Providing evidence to improve practice

Individual study: Translocation of great crested newt Triturus cristatus eggs for conservation purposes in Ilkley, West Yorkshire, UK

Published source details

Haycock G.B. (2016) Translocation of great crested newt Triturus cristatus eggs for conservation purposes in Ilkley, West Yorkshire, UK. Conservation Evidence, 13, 27-32

Summary

Translocation of great crested newt eggs was undertaken for nature conservation purposes, with the aim of establishing a new population in a currently unoccupied part of their natural range in UK. Research prior to undertaking the translocation established that suitable habitat existed at the receptor site and no great crested newts were present at the time.
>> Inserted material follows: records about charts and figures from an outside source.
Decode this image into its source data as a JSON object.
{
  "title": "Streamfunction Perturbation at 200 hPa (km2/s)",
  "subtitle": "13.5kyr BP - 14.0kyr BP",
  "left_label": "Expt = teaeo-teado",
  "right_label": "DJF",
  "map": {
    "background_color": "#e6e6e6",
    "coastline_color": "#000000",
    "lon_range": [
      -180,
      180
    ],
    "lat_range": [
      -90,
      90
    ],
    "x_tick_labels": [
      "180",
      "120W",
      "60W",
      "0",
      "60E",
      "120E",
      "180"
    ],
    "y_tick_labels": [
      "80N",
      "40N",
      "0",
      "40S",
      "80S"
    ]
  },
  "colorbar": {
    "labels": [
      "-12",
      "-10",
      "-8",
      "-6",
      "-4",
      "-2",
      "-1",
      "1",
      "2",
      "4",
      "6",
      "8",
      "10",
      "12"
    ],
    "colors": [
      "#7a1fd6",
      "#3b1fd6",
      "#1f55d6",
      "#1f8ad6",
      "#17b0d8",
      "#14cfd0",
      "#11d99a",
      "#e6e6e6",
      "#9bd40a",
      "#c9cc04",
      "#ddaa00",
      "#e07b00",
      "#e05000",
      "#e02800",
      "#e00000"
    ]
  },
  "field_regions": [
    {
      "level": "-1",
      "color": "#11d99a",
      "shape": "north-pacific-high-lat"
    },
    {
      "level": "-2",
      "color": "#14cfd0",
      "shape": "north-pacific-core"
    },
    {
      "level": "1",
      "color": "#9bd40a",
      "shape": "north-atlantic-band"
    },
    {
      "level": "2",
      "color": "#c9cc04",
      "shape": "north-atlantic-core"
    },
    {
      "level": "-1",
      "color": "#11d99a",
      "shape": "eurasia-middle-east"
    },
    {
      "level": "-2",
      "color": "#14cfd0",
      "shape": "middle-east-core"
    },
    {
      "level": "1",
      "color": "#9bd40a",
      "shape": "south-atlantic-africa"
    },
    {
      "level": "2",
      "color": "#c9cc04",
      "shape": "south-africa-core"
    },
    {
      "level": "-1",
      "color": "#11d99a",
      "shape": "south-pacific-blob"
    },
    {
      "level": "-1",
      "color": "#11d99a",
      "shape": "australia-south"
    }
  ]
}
Approximately 600 eggs were carefully introduced to the receptor pond from a donor pond each spring for three years. Five years after the initial translocation, a population appeared to be established, with breeding recorded in the receptor pond and two adjacent ponds. The methodology may have implications for population translocations undertaken for mitigation purposes under licence in UK, as currently the focus is on welfare and translocation of terrestrial juveniles and adults rather than eggs and larvae. Results reported here indicate that to increase likelihood of success when attempting to translocate populations of great crested newt, an emphasis on translocation of eggs as well as adults in terrestrial phase would be prudent.